What was extraordinary luxury yesterday is simply to the lifestyle to be expected for even the poorest among us tomorrow. The prisoners we punish in our jails arguably live more richly than Henry VIII did at the height of his syphilitic reign.

And Henry, remember, was the one who crushed the English monastic system, giving away the lands and killing or exiling all the monks. By so doing, he killed the technological powerhouses of England.

In other words, Henry was the first Occupy protester.

The major difference is, he actually managed to make the Occupy movement permanent, at least in regard to the wealthy monastic communities of his age.

And England was the worse for it.

So, Occupiers, be careful what you wish for.
Like any good father, God often finds it useful to punish us by giving us exactly what we ask.


scotju said...

Yep, just like our Lord said,"The poor you shall always have with you." While it may seem unfair that a small minority has so much, as you point out, where would all the progress, spiritual and material come from? Only those with a surplus of wealth can finance the progress that can make life better in the long run for all of us. The envy of the rich promoted by Marxists, Nazis, Facists, Socialists, and Distributists has never been shown to cause economic or moral progress. Rather, it has crippled or even destroyed the morale and the work ethic of the countries they have taken over.
Henry's surpression of the monasteries was noticed in Dickens's "A Christmas Carol". Remember the line about the workhouses? Their establishment was one of the results of the closing of the monasteries. The poor didn't have anyplace to go, so the government threw them into these hellish places to keep them off the streets. If the Occuy morons have their way, we may see them come back in America.

bgeorge77 said...

So help me with this question (and this is honest, I don't know the answer):

In your example, yes, at the end you (the poor man) are richer at the end, but the rich person is now 10x richer than you, and if money is power then he is also 10x more able to enact legislation beneficial to himself which may or may not be of benefit to you.

I guess the real question is: Is money power?

Steve Kellmeyer said...

Sure, money is power.

But that cuts both ways.

Watch this youtube video on the growth of wealth around the world.
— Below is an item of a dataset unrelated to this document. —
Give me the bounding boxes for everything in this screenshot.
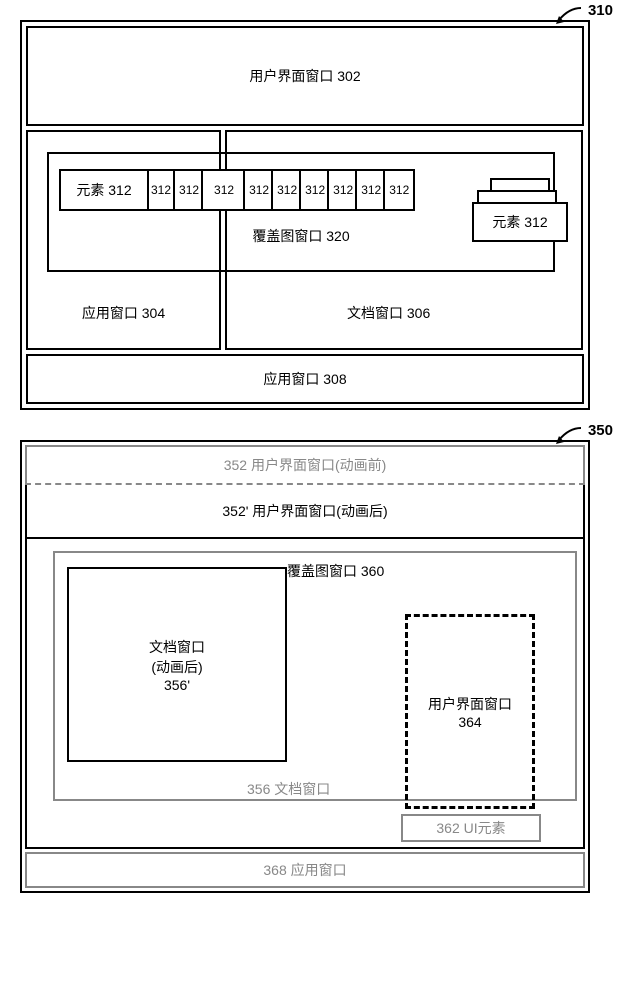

Observe how, for most of human history, everyone lived in abject poverty, at least compared to today.

Now, in that life of abject power, most countries were ruled by despotic kings and princes, who could do whatever they wanted to whomever they wanted without much consequence.

With the growth in wealth came the LOSS of the ability to do that.

The only places that retain tinpot dictators are countries where people live in abject poverty.

It would seem to be the case that when people get wealth - ANY kind of wealth at all - they get the ability to reign in the really wealthy.

Limitation on the power of the extremely wealthy seems to correlate to increases in inequal wealth distributions... or at least it does SO LONG AS the general population is being pulled out of poverty at the same time as the wealthy are getting wealthier.

It's counter-intuitive, but that's what all the data of the last 200 years show.